Non basta sentirsi chiamati per essere sicuri della propria riuscita.
Anche Saul era certo di essere stato unto re per incarico di Dio attraverso il profeta Samuele. Ma ad un certo momento non ha corrisposto a delle precise indicazioni di vivere, è caduto e per questo è stato riprovato.
Anche Giuda era certo della propria vocazione perché era stato chiamato direttamente da Gesù Cristo. Ma poiché non è custodito gelosamente il dono ricevuto, ad un certo momento secondo le parole stesse del signore è diventato un diavolo. Si legge infatti nel Vangelo: “»Non sono forse io che ho scelto voi, i Dodici? Eppure uno di voi è un diavolo!». Parlava di Giuda, figlio di Simone Iscariota: costui infatti stava per tradirlo, ed era uno dei Dodici” (Gv 6,70-71).
Anche moglie di Lot era stata scelta tra quelli che dovevano essere salvati dalla distruzione di Sodoma. Ma non fu fedele al comando che le era stato dato e fu cambiata una statua di sale.

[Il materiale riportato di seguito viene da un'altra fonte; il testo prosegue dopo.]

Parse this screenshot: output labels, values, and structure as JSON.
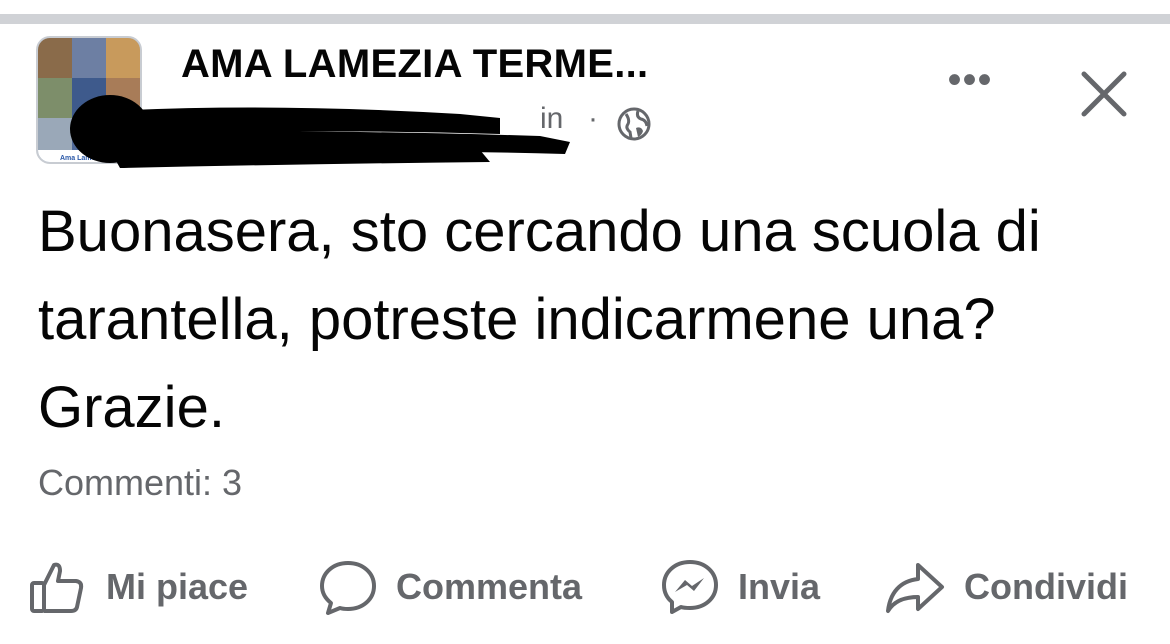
{
  "post": {
    "author": "AMA LAMEZIA TERME...",
    "time_suffix": "in",
    "meta_separator": "·",
    "body": "Buonasera, sto cercando una scuola di tarantella, potreste indicarmene una? Grazie.",
    "comments_label": "Commenti: 3"
  },
  "header": {
    "more_label": "•••",
    "avatar_caption": "Ama Lame"
  },
  "actions": {
    "like": "Mi piace",
    "comment": "Commenta",
    "send": "Invia",
    "share": "Condividi"
  },
  "icons": {
    "globe": "globe-icon",
    "close": "close-icon",
    "more": "more-icon",
    "like": "thumbs-up-icon",
    "comment": "comment-bubble-icon",
    "send": "messenger-icon",
    "share": "share-arrow-icon"
  },
  "colors": {
    "secondary_text": "#65676b",
    "primary_text": "#050505",
    "divider": "#d0d2d6",
    "redaction": "#000000"
  }
}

9. Ora è difficile che questo giovane abbia in se stesso tutte le risorse per rendere più salda la sua chiamata.
Indubbiamente in seminario o nella vita religiosa troverà validi aiuti per renderla più salda. 
Avrà un superiore e un padre spirituale a sua disposizione.
Potrà fruire delle loro catechesi e dei loro intrattenimenti spirituali.
Avrà la compagnia degli altri chiamati come lui al sacerdozio. Con questi si confronterà, da questi riceverà esempio e incitamento.
Avrà la disciplina stessa del seminario o della vita religiosa che lo aiuterà a essere disciplinato e ordinato in tutto.

10. Soprattutto la sua decisione di andare dietro al Signore varcando la porta del seminario o del convento sarà accompagnata da un grande aiuto interiore perché lasciare tutto per seguire il Signore fa conseguire una grazia analoga a quella del battesimo.
Se il battesimo conferisce la grazia santificante e l’eliminazione di ogni peccato e con questo anche una particolare energia e freschezza spirituale, qualche cosa di simile avviene per chi risponde prontamente alla chiamata del Signore.
Penso che si possa applicare anche ai seminaristi di buona volontà quello che San Tommaso ha detto per coloro che entrano nella vita religiosa e si consacrano a Dio con i voti, e cioè che emettendo i voti conseguono la medesima grazia che ricevono i novelli battezzati.
E ne porta la motivazione dicendo che se un uomo soddisfa per i propri peccati facendo qualche elemosina come dice il profeta Daniele: “Perciò, o re, accetta il mio consiglio: sconta i tuoi peccati con l’elemosina e le tue iniquità con atti di misericordia verso gli afflitti, perché tu possa godere lunga prosperità” (Dan 4,24) emettendo i voti compie un’elemosina e un atto di misericordia ancora più grandi perché non dona soltanto qualcosa, ma tutto se stesso.
C’è dunque una grazia e una forza particolare che viene dal cielo e che accompagna quell’atto.
Quella grazia poi non si esaurisce con l’andare del tempo “perché la chiamata e i doni di Dio sono irrevocabili” (Rm 11,29).
Anche in questo modo si consolida la vocazione.

Vi benedico a titolo diverso e vi ricordo nella preghiera.